Le premier ministre, qui n’a jamais été placé en réanimation, avait continué à apparaître de temps en temps à la télévision, travaillant malgré son hospitalisation. Lors de sa dernière visioconférence, lundi, il avait annoncé que la Russie avait « réussi à arrêter la croissance de la morbidité », mais que la situation restait néanmoins « compliquée ». Le pays a recensé mardi moins de 10 000 nouveaux cas, pour le quatrième jour d’affilée, et 115 décès ont été enregistrés lors des dernières vingt-quatre heures. Le bilan atteint désormais 2 837 morts.

Plus de 41 000 morts au Royaume-Uni

Plus de 41 000 personnes sont mortes du Covid-19 au Royaume-Uni, dont près de 10 000 dans les maisons de retraite, a annoncé mardi le bureau national des statistiques britannique (ONS). Au total, 41 020 morts dont la maladie Covid-19 était la cause mentionnée sur le certificat de décès sont survenues dans le pays jusqu’au 8 mai, un bilan bien plus lourd encore si l’on y ajoute les milliers de décès enregistrés depuis.

Le décompte hebdomadaire de l’ONS est bien plus large que celui du ministère de la santé britannique, annoncé quotidiennement et qui se concentre sur les morts de personnes testées positives au coronavirus. Ce dernier atteignait 35 341 décès (+ 545) mardi, maintenant le Royaume-Uni à la place du deuxième pays au monde le plus endeuillé par le virus, derrière les Etats-Unis. Les maisons de retraite, que le gouvernement est accusé d’avoir négligées, paient un lourd tribut, avec 9 975 décès liés au Covid-19 au 8 mai : 9 495 en Angleterre et 480 au Pays de Galles, a précisé l’ONS.

Résultats préliminaires encourageants pour un vaccin

Aux Etats-Unis, la société biotechnologique Moderna, l’une des plus avancées dans la course pour trouver un vaccin, a annoncé des résultats préliminaires encourageants pour un essai expérimental chez huit volontaires, avant des tests à grande échelle prévus en juillet. Donald Trump s’est réjoui des avancées de la jeune société, dans laquelle le gouvernement américain a investi près de 500 millions de dollars.
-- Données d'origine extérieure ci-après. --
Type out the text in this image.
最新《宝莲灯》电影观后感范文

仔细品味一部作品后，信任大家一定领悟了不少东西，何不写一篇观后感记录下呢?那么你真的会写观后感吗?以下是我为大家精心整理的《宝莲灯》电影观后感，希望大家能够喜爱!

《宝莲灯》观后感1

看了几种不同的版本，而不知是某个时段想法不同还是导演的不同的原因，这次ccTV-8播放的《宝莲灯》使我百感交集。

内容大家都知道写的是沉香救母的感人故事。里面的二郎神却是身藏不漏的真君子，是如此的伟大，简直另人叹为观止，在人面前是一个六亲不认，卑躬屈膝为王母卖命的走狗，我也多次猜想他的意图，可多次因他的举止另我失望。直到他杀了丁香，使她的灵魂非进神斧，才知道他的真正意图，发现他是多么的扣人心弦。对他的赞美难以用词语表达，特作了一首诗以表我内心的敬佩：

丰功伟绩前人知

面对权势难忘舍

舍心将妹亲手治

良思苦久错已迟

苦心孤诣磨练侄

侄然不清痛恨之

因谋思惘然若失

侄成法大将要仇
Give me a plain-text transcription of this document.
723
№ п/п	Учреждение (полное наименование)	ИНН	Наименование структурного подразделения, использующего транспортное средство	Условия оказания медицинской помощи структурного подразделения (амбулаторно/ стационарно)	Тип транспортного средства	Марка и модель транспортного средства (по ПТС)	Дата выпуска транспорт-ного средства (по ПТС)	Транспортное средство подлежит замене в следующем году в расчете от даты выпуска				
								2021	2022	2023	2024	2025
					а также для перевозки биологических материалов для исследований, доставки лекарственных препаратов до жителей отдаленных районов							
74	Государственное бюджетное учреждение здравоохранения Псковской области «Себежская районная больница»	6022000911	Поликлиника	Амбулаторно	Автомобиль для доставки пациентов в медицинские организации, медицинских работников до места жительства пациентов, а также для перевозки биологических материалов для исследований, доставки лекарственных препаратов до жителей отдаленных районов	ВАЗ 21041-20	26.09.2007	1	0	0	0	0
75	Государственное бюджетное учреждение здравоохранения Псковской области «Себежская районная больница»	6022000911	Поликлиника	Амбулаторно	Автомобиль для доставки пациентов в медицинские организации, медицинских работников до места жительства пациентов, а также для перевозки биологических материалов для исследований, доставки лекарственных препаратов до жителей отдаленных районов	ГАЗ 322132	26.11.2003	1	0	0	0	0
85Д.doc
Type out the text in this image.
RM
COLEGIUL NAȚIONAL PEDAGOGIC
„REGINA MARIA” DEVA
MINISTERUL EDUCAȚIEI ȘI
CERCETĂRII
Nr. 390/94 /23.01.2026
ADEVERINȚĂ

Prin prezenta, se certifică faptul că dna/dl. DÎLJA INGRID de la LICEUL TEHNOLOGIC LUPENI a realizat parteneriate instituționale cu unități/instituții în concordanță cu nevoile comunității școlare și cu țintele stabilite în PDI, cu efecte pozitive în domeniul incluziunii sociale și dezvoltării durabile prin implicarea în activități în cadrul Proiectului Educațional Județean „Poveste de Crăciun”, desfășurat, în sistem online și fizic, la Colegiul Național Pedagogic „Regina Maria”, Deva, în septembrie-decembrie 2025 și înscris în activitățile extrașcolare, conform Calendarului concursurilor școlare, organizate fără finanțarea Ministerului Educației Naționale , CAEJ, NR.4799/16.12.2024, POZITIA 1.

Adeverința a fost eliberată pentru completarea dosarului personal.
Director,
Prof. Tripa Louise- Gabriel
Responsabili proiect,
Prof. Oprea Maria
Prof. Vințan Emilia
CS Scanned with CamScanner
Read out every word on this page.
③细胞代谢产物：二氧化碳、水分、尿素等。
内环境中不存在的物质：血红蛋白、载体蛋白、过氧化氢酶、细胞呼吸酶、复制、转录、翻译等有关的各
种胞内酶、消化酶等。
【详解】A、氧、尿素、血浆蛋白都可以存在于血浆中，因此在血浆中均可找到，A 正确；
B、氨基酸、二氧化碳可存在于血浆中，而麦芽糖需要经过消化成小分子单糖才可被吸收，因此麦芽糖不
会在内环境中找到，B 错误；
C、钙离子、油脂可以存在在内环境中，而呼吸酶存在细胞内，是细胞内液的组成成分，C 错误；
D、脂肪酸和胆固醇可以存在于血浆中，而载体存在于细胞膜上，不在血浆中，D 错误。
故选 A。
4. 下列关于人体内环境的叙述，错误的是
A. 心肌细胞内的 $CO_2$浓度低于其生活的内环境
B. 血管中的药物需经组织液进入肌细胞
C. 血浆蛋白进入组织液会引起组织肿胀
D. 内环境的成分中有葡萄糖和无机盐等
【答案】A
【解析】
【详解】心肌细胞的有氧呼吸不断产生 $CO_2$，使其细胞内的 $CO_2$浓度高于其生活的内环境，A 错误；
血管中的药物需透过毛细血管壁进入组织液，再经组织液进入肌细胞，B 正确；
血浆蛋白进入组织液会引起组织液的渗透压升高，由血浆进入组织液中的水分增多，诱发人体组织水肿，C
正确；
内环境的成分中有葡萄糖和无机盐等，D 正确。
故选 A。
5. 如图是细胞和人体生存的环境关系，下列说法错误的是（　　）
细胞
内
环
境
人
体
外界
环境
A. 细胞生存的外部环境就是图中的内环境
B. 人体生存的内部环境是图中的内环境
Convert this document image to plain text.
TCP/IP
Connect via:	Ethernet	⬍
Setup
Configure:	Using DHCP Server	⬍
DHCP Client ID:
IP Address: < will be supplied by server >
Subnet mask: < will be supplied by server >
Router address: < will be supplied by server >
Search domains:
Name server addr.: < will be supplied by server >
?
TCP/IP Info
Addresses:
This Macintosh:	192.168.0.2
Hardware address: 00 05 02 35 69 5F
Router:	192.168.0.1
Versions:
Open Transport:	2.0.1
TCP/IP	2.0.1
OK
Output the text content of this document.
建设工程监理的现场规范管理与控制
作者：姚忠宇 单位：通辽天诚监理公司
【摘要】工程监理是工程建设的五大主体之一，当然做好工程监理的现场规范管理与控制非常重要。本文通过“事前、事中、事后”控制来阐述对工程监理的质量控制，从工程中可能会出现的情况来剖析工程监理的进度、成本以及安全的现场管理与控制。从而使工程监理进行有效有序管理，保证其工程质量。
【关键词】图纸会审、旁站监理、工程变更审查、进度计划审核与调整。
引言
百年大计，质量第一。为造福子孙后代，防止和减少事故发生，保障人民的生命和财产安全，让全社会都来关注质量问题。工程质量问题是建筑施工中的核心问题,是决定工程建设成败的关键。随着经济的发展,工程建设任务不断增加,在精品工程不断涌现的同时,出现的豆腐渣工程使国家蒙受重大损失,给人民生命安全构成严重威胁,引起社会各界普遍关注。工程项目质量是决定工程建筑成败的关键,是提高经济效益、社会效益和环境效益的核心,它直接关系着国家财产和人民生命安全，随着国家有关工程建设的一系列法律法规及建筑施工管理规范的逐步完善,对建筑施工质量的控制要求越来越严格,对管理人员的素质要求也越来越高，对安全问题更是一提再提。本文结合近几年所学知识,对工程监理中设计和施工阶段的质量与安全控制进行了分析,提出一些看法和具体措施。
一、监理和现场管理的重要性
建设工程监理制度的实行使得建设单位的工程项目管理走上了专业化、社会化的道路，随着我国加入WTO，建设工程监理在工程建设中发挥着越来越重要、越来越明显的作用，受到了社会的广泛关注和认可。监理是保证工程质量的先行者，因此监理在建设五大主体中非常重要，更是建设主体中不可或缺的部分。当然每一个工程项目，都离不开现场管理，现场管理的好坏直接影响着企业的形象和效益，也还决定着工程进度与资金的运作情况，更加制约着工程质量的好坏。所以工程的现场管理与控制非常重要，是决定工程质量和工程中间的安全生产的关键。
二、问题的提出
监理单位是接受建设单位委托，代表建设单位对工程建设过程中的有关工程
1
A la surprise générale, le président américain a aussi révélé qu’il prenait depuis une semaine et demie de l’hydroxychloroquine, un médicament qui comporte des effets secondaires contre lesquels certains experts mettent en garde. « Vous connaissez l’expression : qu’est-ce que vous avez à perdre ? », a-t-il déclaré à des journalistes, tout en soulignant n’avoir « aucun symptôme » du Covid-19 et que tous ses tests étaient jusqu’ici négatifs.